My button-downs looked fantastic, the creases were all perfection, and whatever she used made my clothes smell like heaven. I gave not one shit that people would side-eye me and judge me for this.
Looking over the clothes Jacinda had on, I had to wonder if her mom did her laundry, too, because the creases were as on point as mine.
“Can you go and get a cart?” Jacinda sighed, moving the kitten-hoodie bundle in her arms. “And don’t get one of the puny ones. I think this is going to need a big one.”
Resigned to the fact I was her bitch at this moment, I did just that, and then I pushed it as she added the things I needed for a kitten I’d had zero intentions of ever having. I didn’t like cats, never had. They were assholes with claws and had a superior attitude. My best friend in high school had three of them, and the only thing I could ever see that came from owning them was fur on every single item of clothing he owned, scratches, and shit on a bunch of grit in a tray.
Yet, here I was. Years later, purchasing that exact same stuff.
The only thing I could think of now, though, was how cute and defenseless it’d looked as it cowered at the side of the road. I might not like them, but I wasn’t a heartless asshole. Plus, it’d gotten Jacinda to spend time with me where she was interacting with me, so I may even be kind of looking forward to having the cat.
“What are you going to call it?” she asked over her shoulder, snapping me out of my musings.
Shit.
“Uh, I hadn’t gotten that far yet.” Hell, I didn’t even know where the gritty shitty tray was going to go in my house.
“Well, it’ll have to be something soft and cute because this little guy deserves it. He’s just too adorable.”
An idea hit me, but just as I opened my mouth, she said something that Hulk smashed it into pieces. “Just don’t go with Lucky. You want something original.”
I guess it was just as well she’d said that before I’d said the name I’d thought was a good choice for the little guy.
“Is it cliché to name him after a movie or television character?” It’d be the ultimate middle finger to my brother if I named the thing Bond.
“Oh, I love that idea. What about Damon?”
Lifting a shoulder, I watched as she put what looked like a space pod into the cart, except it had a sticker on the side stating it was an odor-absorbing litter tray.
“Sure, let’s call it that.”
By the end, I was just over two hundred dollars poorer, but I had an appointment to take it for its first vaccinations the following week after making the call while we were waiting in line. I also had a raw patch with red lumps, thanks to the fleas who’d jumped on my arm when I’d held Damon while Jacinda had compared different items. I don’t know how she got away with no bites, but it was like she was flea proof.
For all of my—internal—whining, though, I’d enjoyed spending this time with her, and it’d made me even more determined to get her to go out with me.
Baby steps. I could take them.
As soon as I got rid of the fleas on Damon, had a shower to make sure there weren’t any left on me, and put some damn calamine lotion on my arm.
Two weeks later…
Fleas? Had I really been worried about a couple of fleas? Those little bastards were nothing compared to the furry little shit face I was now dealing with.

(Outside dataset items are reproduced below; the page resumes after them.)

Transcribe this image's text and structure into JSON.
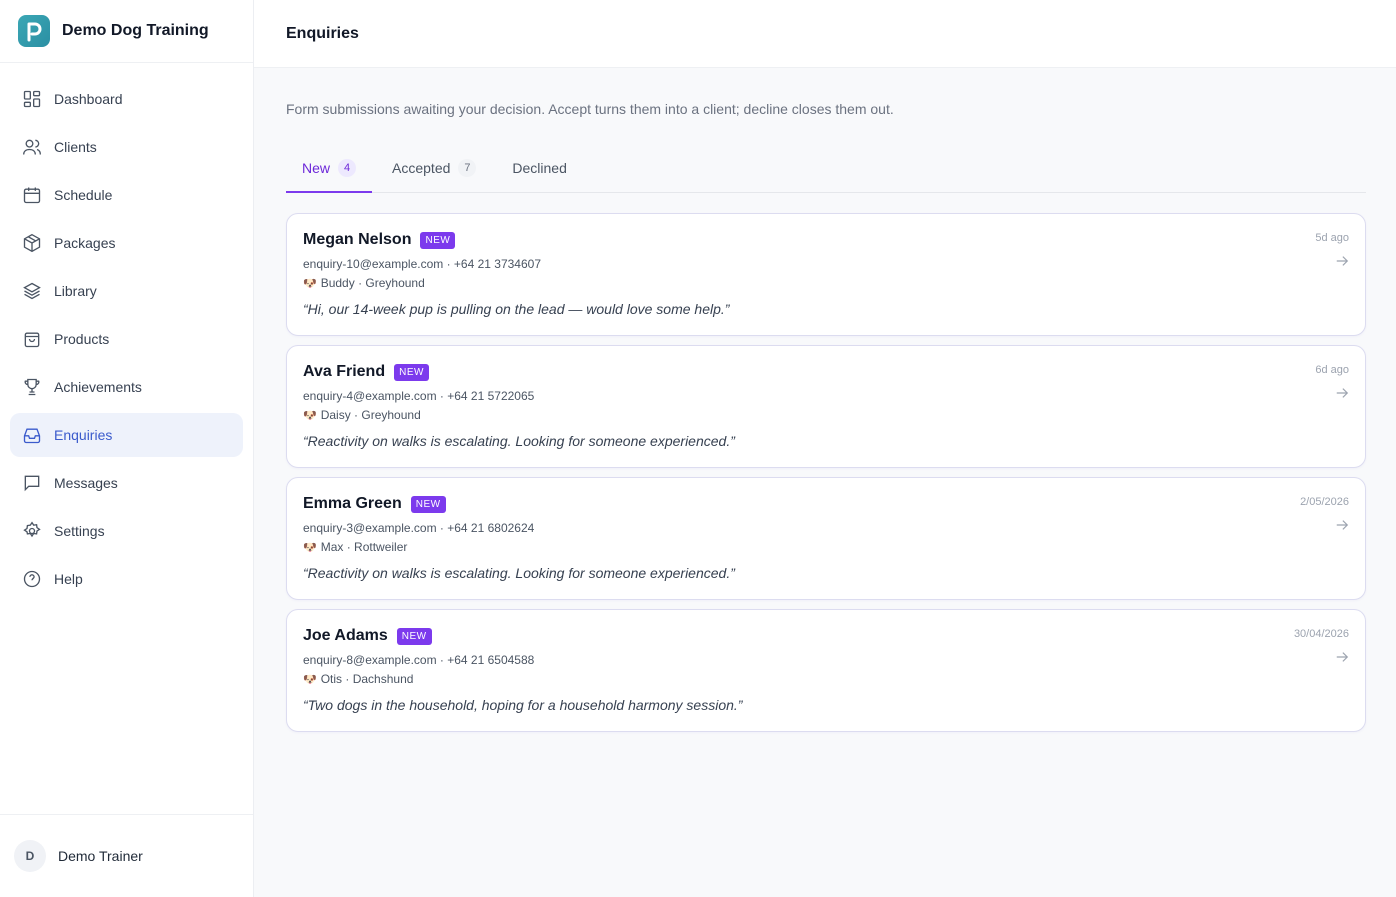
{
  "brand": {
    "name": "Demo Dog Training"
  },
  "nav": [
    {
      "label": "Dashboard",
      "icon": "dashboard-icon"
    },
    {
      "label": "Clients",
      "icon": "users-icon"
    },
    {
      "label": "Schedule",
      "icon": "calendar-icon"
    },
    {
      "label": "Packages",
      "icon": "package-icon"
    },
    {
      "label": "Library",
      "icon": "layers-icon"
    },
    {
      "label": "Products",
      "icon": "shopping-bag-icon"
    },
    {
      "label": "Achievements",
      "icon": "trophy-icon"
    },
    {
      "label": "Enquiries",
      "icon": "inbox-icon",
      "active": true
    },
    {
      "label": "Messages",
      "icon": "message-icon"
    },
    {
      "label": "Settings",
      "icon": "gear-icon"
    },
    {
      "label": "Help",
      "icon": "help-icon"
    }
  ],
  "user": {
    "initial": "D",
    "name": "Demo Trainer"
  },
  "header": {
    "title": "Enquiries"
  },
  "main": {
    "subtitle": "Form submissions awaiting your decision. Accept turns them into a client; decline closes them out.",
    "tabs": [
      {
        "label": "New",
        "count": "4",
        "active": true
      },
      {
        "label": "Accepted",
        "count": "7"
      },
      {
        "label": "Declined",
        "count": ""
      }
    ],
    "enquiries": [
      {
        "name": "Megan Nelson",
        "badge": "NEW",
        "contact": "enquiry-10@example.com · +64 21 3734607",
        "dog": "Buddy · Greyhound",
        "quote": "“Hi, our 14-week pup is pulling on the lead — would love some help.”",
        "time": "5d ago"
      },
      {
        "name": "Ava Friend",
        "badge": "NEW",
        "contact": "enquiry-4@example.com · +64 21 5722065",
        "dog": "Daisy · Greyhound",
        "quote": "“Reactivity on walks is escalating. Looking for someone experienced.”",
        "time": "6d ago"
      },
      {
        "name": "Emma Green",
        "badge": "NEW",
        "contact": "enquiry-3@example.com · +64 21 6802624",
        "dog": "Max · Rottweiler",
        "quote": "“Reactivity on walks is escalating. Looking for someone experienced.”",
        "time": "2/05/2026"
      },
      {
        "name": "Joe Adams",
        "badge": "NEW",
        "contact": "enquiry-8@example.com · +64 21 6504588",
        "dog": "Otis · Dachshund",
        "quote": "“Two dogs in the household, hoping for a household harmony session.”",
        "time": "30/04/2026"
      }
    ]
  },
  "colors": {
    "accent": "#7c3aed",
    "nav_active": "#3b5bcc",
    "brand": "#3ba7b5"
  }
}
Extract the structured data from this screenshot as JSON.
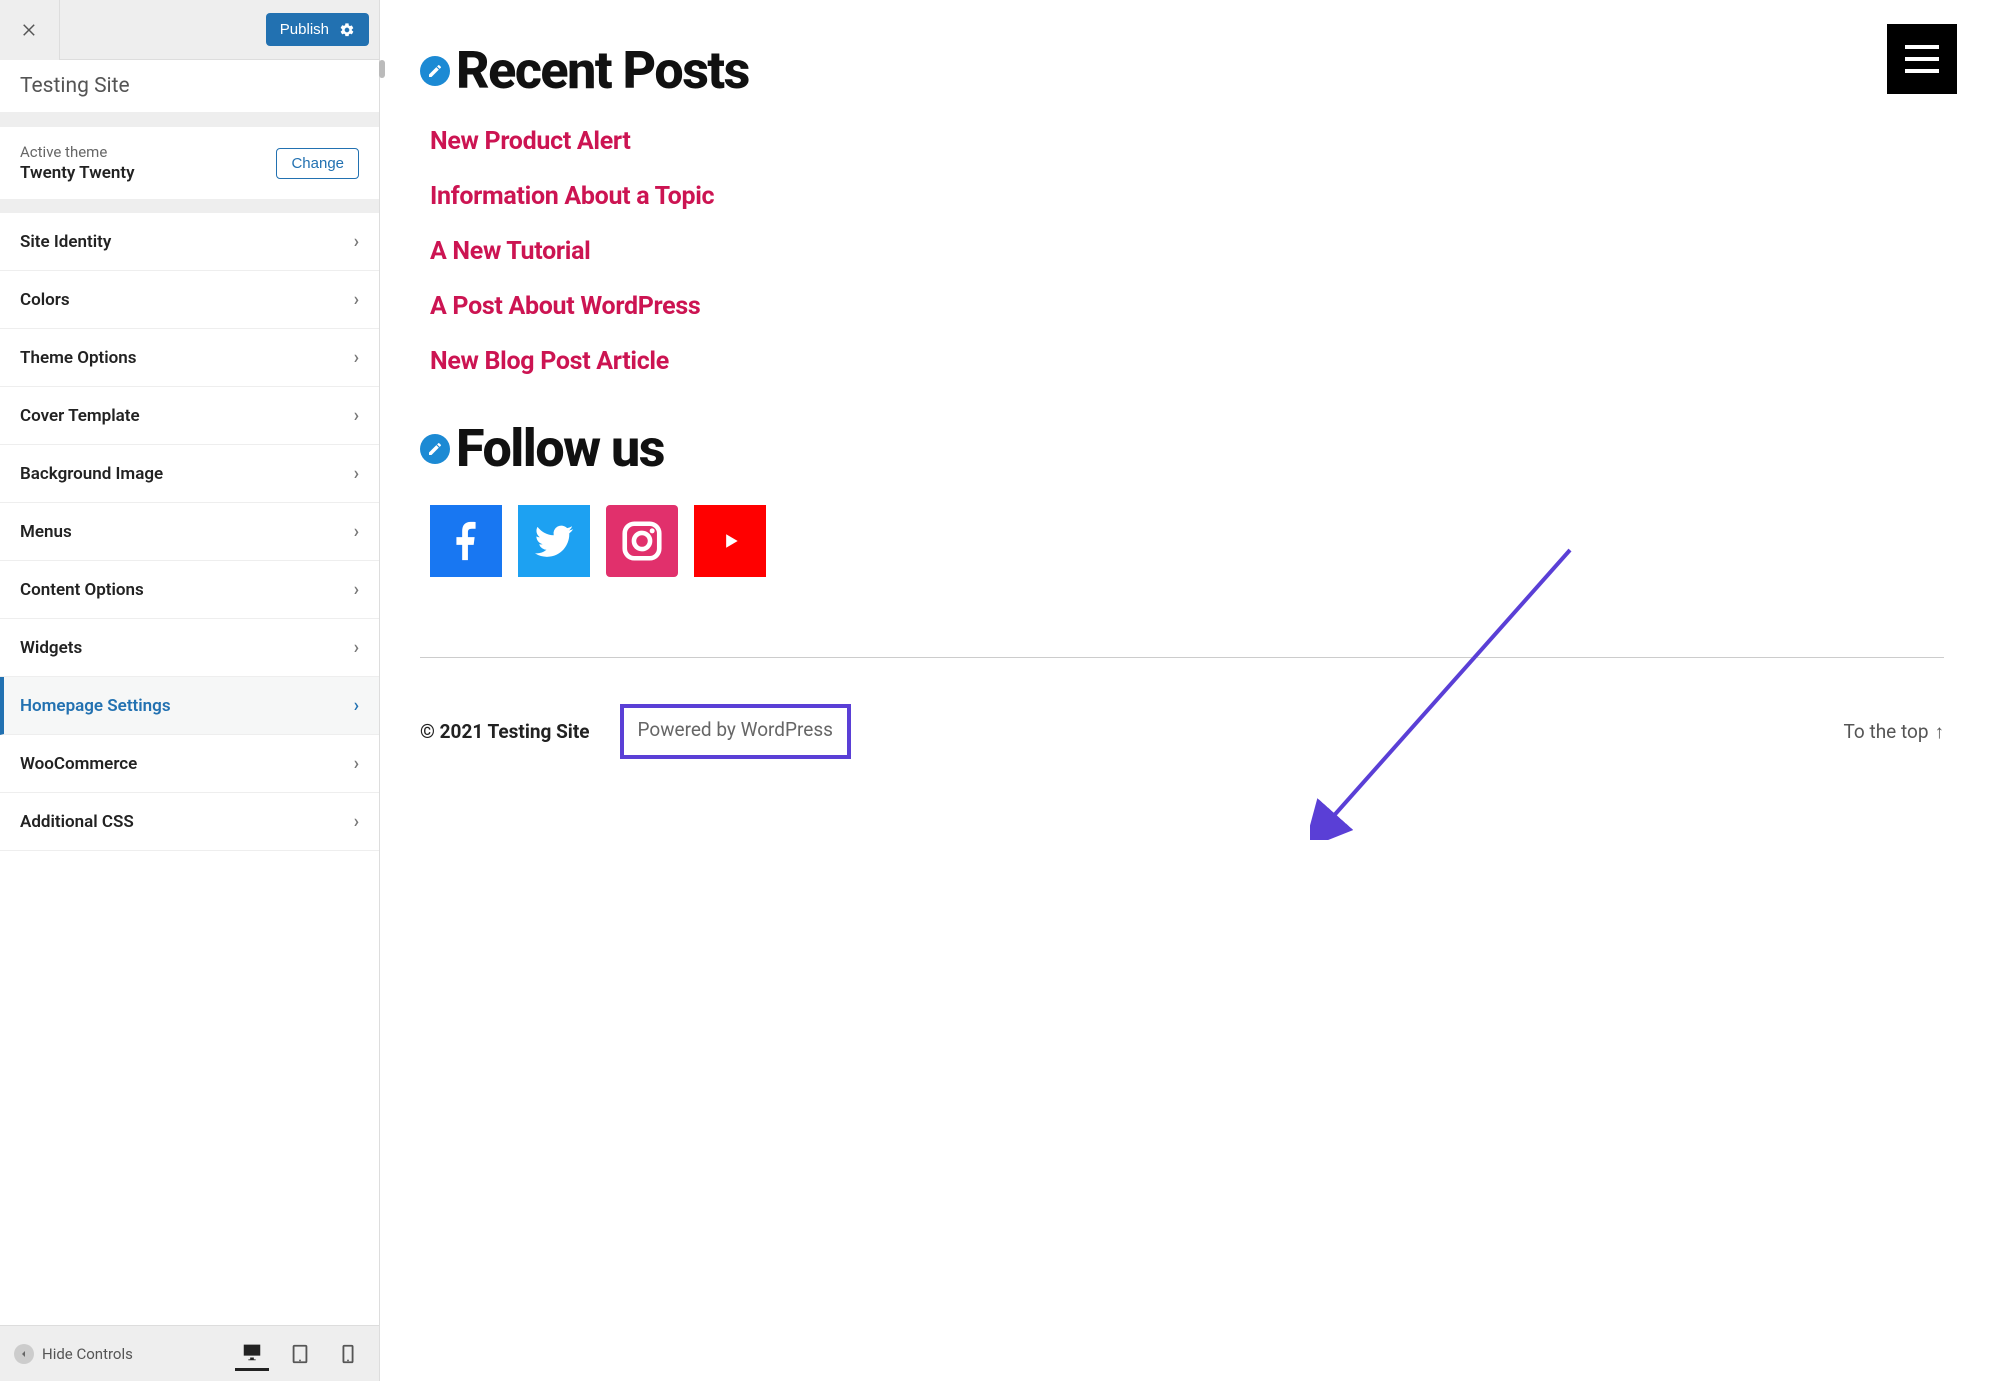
{
  "topbar": {
    "publish_label": "Publish"
  },
  "site": {
    "title": "Testing Site"
  },
  "theme": {
    "label": "Active theme",
    "name": "Twenty Twenty",
    "change_label": "Change"
  },
  "panels": [
    {
      "label": "Site Identity",
      "active": false
    },
    {
      "label": "Colors",
      "active": false
    },
    {
      "label": "Theme Options",
      "active": false
    },
    {
      "label": "Cover Template",
      "active": false
    },
    {
      "label": "Background Image",
      "active": false
    },
    {
      "label": "Menus",
      "active": false
    },
    {
      "label": "Content Options",
      "active": false
    },
    {
      "label": "Widgets",
      "active": false
    },
    {
      "label": "Homepage Settings",
      "active": true
    },
    {
      "label": "WooCommerce",
      "active": false
    },
    {
      "label": "Additional CSS",
      "active": false
    }
  ],
  "footerbar": {
    "hide_label": "Hide Controls"
  },
  "preview": {
    "recent_posts": {
      "heading": "Recent Posts",
      "items": [
        "New Product Alert",
        "Information About a Topic",
        "A New Tutorial",
        "A Post About WordPress",
        "New Blog Post Article"
      ]
    },
    "follow": {
      "heading": "Follow us"
    },
    "footer": {
      "copyright": "© 2021 Testing Site",
      "powered": "Powered by WordPress",
      "totop": "To the top"
    }
  }
}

The cuteness had lasted all of two days after I’d gotten him home and had set up the cat tree, the NASA engineered litter tray, the apparently non-stinking litter, the food, and everything else a cat couldn’t do without. It even had a water fountain, because God forbid its water wasn’t purer than a heavenly angel’s tears.
And what did I get in return for it? A feline psychopath.
Maybe it was karma? Tom Townsend had been telling me about his wife’s cat when they’d first gotten together after he’d found out about my new buddy, and I’d laughed and made fun of him for being afraid of a little cat. More fucking fool me!
I’d taken Damon to get his vaccinations, and I’d felt sorry for him when I’d washed him with flea shampoo. Heck, I’d wormed him and changed out his litter for non-shitty stuff, and I’d put up with him sleeping in the hood of the hoodie I was wearing—which wasn’t a hardship after I’d checked him over for fleas. I was almost paranoid about those things, and my car and home had been sprayed liberally to make sure none had escaped.